Román no tenía tiempo para devolverse al auto y pedir ayuda por radio; decidió dejar al hombre en el suelo, desenfundó el arma y corrió hacia la casa, encontrando la puerta abierta. No esperó más y entró, apuntando con la linterna y esperando no encontrarse con otra horrible escena; pero sucedió, y lo que vio estaba demasiado relacionado con lo que había estado rondando su mente en las últimas horas. El cuerpo de la mujer estaba tendido boca abajo en el suelo, sobre muchísima sangre que evidenciaba la gravedad de los mordiscos que habían hecho brotar el rojo líquido desde el rostro y cuello, hasta terminar con su vida; no podía ver su cara desde la entrada, y en el fondo lo agradeció, porque no necesitaba ver la expresión de terror y agonía, ni el contraste de esta con la extraña satisfacción en el muchacho unos minutos atrás. Los mordiscos en los antebrazos, que de seguro había sufrido intentando defenderse, eran inequívocamente los causantes de su muerte, lo que significaba que un perro grande y peligroso andaba suelto.

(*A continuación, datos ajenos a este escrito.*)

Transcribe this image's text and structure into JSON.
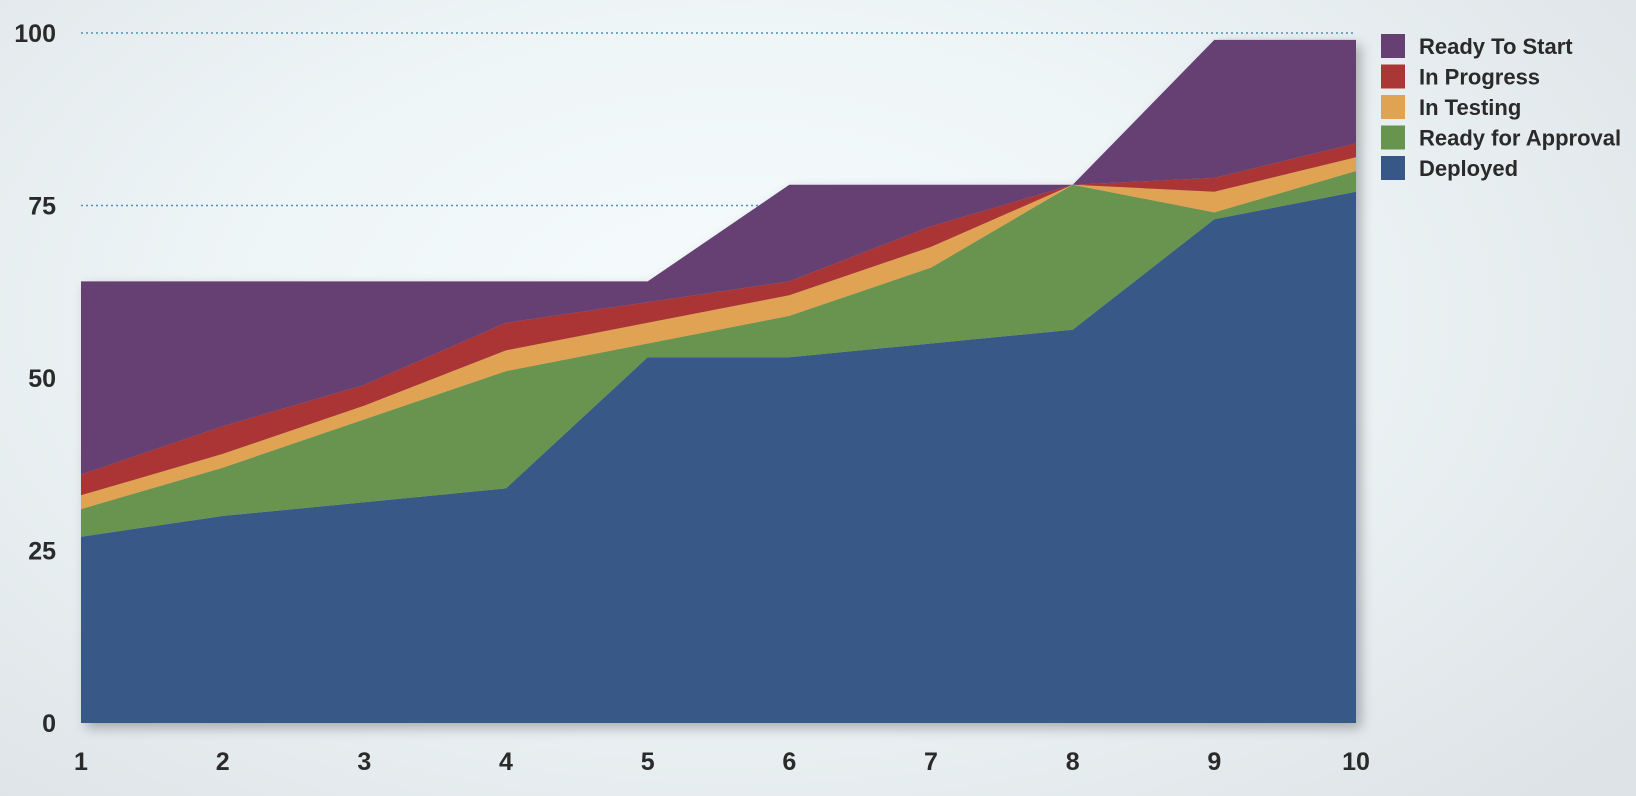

Cuando hizo un paneo con la luz de la linterna, un rostro lo hizo retroceder. Reaccionó con rapidez y apuntó, pero se dio cuenta de que la figura no se estaba moviendo; era un perro muy grande, congelado en una posición que parecía de carrera, con los ojos desorbitados y el hocico abierto. Habría podido pensar que se trataba de una figura embalsamaba, pero la sangre que goteaba de sus fauces hacía imposible esta idea ¿Por qué estaba inmóvil? Durante un momento que se le antojó muy largo no supo qué hacer, hasta que el animal hizo una especie de movimiento estertóreo, y eso lo hizo disparar.
A lo largo de extensos segundos, el animal siguió moviéndose, hasta que su estabilidad se quebró y cayó hacia un costado, babeando sangre que también se derramaba por el pecho. Sus ojos blancos y sin vida apuntaban a ninguna parte.